SPRINGFIELD, Ill. – The Illinois Department of Human Services (DHS) holds a public hearing today about overtime rules for the Home Services Program. It's a state program that sends home-care assistants to help people with severe disabilities.

In May, the state put new rules into place limiting those workers to 35 hours a week per client, and not more than 40 hours a week total. After much public outcry and a class-action lawsuit, the state rescinded those limits - but Gary Arnold, manager of public affairs for Access Living, says Gov. Bruce Rauner's administration is trying to find a way to reinstate them.

Arnold says limiting hours of care is a hardship for workers who are already underpaid, and has a huge impact on those who need their help.

"What's going to happen is, you're going to see people being forced to go back into nursing homes because they're losing their support system in the community," Arnold warns. "And in the nursing home, it's going to cost Illinois a lot more money."

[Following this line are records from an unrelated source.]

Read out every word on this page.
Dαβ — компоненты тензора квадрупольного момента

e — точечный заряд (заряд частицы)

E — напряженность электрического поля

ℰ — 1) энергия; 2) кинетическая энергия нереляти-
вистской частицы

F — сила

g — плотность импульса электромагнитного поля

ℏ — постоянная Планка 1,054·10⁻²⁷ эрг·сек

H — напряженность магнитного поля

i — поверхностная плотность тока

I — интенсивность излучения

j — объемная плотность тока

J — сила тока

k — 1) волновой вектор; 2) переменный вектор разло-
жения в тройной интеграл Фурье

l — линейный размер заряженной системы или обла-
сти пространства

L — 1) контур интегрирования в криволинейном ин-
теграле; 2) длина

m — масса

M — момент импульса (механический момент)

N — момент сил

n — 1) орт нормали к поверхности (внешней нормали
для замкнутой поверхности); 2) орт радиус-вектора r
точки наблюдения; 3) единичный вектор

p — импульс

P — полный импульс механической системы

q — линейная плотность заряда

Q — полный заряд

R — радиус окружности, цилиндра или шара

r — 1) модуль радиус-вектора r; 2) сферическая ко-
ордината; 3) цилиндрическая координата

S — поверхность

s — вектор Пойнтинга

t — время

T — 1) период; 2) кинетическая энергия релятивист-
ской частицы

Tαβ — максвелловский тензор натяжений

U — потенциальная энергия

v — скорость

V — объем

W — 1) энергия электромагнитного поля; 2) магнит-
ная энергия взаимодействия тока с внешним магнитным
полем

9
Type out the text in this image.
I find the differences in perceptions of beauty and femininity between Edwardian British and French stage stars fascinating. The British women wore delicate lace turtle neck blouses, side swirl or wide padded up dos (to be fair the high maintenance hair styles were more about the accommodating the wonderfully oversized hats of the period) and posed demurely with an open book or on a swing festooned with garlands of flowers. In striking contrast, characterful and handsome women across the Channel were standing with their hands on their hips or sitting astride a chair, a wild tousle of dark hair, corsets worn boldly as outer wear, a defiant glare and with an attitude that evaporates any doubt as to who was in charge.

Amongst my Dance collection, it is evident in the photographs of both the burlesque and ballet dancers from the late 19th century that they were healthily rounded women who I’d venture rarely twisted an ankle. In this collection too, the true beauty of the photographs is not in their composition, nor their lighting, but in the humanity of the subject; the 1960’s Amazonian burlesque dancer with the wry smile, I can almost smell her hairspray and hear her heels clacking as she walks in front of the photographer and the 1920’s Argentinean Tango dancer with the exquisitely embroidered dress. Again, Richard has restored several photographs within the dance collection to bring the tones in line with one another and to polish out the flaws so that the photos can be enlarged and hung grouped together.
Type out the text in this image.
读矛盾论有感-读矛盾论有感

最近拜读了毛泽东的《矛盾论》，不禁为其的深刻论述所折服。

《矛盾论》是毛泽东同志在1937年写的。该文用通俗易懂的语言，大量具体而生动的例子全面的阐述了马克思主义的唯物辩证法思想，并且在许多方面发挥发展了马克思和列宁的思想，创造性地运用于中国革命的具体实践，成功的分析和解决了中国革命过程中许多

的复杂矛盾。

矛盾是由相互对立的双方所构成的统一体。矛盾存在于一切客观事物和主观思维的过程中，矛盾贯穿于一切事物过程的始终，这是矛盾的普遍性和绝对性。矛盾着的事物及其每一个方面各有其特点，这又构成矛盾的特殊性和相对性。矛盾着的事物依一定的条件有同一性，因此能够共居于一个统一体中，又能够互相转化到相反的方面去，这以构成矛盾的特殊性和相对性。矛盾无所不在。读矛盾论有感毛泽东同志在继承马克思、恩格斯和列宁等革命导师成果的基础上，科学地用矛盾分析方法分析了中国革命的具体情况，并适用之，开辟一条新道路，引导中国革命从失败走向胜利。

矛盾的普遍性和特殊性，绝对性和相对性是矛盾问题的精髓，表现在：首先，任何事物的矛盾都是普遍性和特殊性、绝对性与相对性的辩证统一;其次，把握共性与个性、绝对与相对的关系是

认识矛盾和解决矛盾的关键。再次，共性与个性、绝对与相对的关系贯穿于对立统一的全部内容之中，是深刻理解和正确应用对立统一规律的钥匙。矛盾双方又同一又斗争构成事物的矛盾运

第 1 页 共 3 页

Gov. Rauner has said he believes there is overtime abuse in the home-health field. This summer, he also vetoed legislation that would have set a minimum wage of $15 an hour for home-care workers.

Arnold adds the relationships that home-bound people have developed with those who help them are being threatened because the state has a budget that's in the red.

"These are intimate jobs that are being done, and are very difficult jobs that are being done, and people don't just want anybody coming in," he explains. "They want the people who they trust and who they have these established relationships with."

Dozens of people with disabilities and home-care workers are expected to testify at the DHS hearing today.

Among the groups represented will be Access Living, Caring Across Generations, the National Domestic Workers Alliance, Chicago ADAPT, and SEIU Healthcare Illinois.